Why Stepper Motors Lose Steps & How to Prevent Step Loss
The use of stepper motors is an excellent choice. However, a key concern is step losses. Step losses can be prevented or corrected in most instances.
Stepper motors operate open loop. When a stepping motor does not operate correctly in a specific situation, the common conclusion is that either the drive electronics or the motor is faulty. The motor selection and the choice of the driver are critical. However, other factors contribute to step losses.
The following points are important to examine for the analysis of step losses or non-operation in a methodical fashion across a variety of applications:
- Stepper Motor Selection
- Motion profile
- Start-Stop operation
- Trapezoidal profile
- External commutation errors
- External events
- Back driving
- Increase of the pay load over time
Stepper Motor Selection
The first task is to select the right stepper motor for the application. For the best selection, those basic theoretical rules have to be respected:
- Select the motor based on the highest torque/speed point required by the application (selection based on the worst case)
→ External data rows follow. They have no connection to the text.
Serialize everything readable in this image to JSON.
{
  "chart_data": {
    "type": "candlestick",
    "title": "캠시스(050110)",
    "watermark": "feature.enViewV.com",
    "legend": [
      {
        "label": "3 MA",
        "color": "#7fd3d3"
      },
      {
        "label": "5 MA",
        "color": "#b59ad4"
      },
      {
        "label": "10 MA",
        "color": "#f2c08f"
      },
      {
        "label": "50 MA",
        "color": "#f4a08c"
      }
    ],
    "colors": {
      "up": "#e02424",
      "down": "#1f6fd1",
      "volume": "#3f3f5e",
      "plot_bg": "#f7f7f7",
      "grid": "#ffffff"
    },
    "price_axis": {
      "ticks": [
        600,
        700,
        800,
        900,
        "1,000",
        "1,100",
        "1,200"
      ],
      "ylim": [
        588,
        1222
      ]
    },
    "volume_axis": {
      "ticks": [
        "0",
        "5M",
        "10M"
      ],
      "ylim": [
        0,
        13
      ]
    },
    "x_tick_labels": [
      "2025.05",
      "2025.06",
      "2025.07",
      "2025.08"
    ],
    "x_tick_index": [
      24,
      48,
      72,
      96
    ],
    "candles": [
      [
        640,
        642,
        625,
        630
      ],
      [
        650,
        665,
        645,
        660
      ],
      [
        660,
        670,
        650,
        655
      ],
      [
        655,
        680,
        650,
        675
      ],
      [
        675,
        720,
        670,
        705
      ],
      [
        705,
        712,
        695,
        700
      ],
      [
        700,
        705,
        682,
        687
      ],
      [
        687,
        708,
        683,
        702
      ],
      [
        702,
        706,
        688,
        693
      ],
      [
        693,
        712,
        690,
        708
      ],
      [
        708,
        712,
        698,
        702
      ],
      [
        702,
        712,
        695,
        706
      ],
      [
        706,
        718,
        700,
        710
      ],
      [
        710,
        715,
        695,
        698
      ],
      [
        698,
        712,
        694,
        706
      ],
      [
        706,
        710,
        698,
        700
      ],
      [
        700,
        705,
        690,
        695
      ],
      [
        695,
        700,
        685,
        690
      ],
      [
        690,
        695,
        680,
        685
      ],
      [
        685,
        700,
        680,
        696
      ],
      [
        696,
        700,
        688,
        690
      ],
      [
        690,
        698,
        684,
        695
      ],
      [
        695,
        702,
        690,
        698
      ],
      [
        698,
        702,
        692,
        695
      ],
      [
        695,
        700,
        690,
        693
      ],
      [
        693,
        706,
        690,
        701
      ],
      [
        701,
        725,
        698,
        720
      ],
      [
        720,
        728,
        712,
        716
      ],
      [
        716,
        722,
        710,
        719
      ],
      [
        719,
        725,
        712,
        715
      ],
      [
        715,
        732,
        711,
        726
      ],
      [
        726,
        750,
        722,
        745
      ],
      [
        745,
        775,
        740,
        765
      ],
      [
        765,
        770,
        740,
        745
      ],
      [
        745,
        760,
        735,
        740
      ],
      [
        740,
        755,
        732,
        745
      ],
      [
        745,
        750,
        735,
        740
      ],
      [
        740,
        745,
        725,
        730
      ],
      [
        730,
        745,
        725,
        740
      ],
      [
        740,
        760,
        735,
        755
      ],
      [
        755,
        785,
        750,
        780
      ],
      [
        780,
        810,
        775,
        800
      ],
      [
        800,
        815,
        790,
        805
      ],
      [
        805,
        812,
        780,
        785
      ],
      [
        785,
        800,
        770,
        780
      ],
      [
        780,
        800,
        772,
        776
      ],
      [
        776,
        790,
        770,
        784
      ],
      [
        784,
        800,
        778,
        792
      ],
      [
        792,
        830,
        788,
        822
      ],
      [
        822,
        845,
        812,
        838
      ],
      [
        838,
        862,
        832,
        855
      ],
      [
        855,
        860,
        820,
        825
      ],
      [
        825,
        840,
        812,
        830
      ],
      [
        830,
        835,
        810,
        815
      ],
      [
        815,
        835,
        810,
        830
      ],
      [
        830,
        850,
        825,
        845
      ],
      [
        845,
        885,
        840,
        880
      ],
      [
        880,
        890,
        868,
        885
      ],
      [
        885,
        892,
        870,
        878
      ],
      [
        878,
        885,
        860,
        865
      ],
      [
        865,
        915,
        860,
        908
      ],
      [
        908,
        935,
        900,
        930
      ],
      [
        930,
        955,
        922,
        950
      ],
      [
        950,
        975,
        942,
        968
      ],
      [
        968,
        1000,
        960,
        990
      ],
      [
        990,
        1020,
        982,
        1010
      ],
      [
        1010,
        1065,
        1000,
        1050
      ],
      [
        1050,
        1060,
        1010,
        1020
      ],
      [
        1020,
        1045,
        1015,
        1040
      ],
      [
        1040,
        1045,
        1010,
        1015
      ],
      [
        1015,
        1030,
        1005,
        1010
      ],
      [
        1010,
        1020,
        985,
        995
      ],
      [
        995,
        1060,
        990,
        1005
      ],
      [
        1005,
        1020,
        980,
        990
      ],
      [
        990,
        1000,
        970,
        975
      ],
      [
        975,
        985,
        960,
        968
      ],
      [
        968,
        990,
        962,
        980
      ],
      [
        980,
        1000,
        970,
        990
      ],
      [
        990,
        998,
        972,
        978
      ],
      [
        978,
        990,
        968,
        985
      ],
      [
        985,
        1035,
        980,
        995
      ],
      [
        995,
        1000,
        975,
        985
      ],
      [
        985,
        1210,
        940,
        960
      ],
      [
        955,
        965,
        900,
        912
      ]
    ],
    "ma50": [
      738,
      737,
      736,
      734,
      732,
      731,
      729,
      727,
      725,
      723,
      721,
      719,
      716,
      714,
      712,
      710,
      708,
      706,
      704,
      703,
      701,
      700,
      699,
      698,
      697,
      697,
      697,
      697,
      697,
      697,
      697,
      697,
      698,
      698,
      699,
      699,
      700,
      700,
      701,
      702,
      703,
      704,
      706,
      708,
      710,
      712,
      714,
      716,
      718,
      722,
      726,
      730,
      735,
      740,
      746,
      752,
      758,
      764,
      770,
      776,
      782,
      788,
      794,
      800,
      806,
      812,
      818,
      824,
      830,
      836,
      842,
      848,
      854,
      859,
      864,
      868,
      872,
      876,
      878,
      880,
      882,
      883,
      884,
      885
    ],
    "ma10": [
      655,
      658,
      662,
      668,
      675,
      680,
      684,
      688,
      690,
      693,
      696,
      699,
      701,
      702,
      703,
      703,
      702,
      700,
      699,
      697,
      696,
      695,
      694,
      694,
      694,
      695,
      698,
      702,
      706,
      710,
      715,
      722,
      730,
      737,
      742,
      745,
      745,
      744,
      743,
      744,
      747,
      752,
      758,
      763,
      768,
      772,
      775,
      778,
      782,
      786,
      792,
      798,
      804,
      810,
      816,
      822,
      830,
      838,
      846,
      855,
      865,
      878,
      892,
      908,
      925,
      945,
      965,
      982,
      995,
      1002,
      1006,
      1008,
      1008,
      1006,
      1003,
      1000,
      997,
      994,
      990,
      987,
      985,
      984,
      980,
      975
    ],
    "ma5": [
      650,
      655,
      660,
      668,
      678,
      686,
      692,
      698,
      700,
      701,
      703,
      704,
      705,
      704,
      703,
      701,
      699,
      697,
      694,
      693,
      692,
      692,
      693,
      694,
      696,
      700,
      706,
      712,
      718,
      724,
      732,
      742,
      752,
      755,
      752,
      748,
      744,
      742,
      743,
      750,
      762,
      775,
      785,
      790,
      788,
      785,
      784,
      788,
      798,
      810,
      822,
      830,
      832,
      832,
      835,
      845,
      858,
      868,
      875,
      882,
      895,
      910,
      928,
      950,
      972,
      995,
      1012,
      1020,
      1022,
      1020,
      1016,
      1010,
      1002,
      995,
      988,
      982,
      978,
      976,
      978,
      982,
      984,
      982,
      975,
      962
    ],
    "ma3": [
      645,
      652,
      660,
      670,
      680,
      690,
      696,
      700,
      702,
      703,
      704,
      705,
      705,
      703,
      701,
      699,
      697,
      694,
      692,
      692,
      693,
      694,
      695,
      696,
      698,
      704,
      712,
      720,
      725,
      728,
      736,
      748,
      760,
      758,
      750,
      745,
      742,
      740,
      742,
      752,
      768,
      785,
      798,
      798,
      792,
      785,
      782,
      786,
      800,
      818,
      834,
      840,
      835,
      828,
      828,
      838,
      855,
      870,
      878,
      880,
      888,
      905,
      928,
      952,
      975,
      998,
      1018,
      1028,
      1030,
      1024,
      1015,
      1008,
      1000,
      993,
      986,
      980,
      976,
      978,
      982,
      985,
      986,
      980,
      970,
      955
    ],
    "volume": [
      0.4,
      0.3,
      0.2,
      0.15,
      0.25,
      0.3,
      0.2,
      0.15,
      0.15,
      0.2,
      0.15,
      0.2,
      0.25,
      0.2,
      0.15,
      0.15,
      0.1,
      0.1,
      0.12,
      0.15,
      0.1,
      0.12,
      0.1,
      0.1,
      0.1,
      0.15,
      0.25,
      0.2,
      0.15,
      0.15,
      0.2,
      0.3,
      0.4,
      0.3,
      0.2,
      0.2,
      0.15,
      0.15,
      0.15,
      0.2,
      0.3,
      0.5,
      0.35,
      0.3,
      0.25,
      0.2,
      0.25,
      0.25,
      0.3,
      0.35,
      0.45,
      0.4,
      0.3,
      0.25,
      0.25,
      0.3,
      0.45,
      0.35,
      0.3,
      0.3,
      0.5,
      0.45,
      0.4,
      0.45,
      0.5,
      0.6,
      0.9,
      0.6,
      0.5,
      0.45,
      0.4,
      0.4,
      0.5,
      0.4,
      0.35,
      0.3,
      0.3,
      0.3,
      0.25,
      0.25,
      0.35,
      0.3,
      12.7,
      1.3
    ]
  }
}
- Use a 30% safety factor from the published torque vs. speed curve (pull-out curve).
- Ensure that the application cannot be stalled by external events
It is important to remember that a stepper motor does not operate like a DC motor. There is no working point parameterization, and the phase current does not increase to overcome variations of load. As long as the speed vs. torque requirement of the application is within the specs of the motor, no problem will be encountered. If this requirement is out of the specs, the motor stalls (OK or NOT OK functionality). In any case, the current in the phases is not changing and adapting by itself to the situation.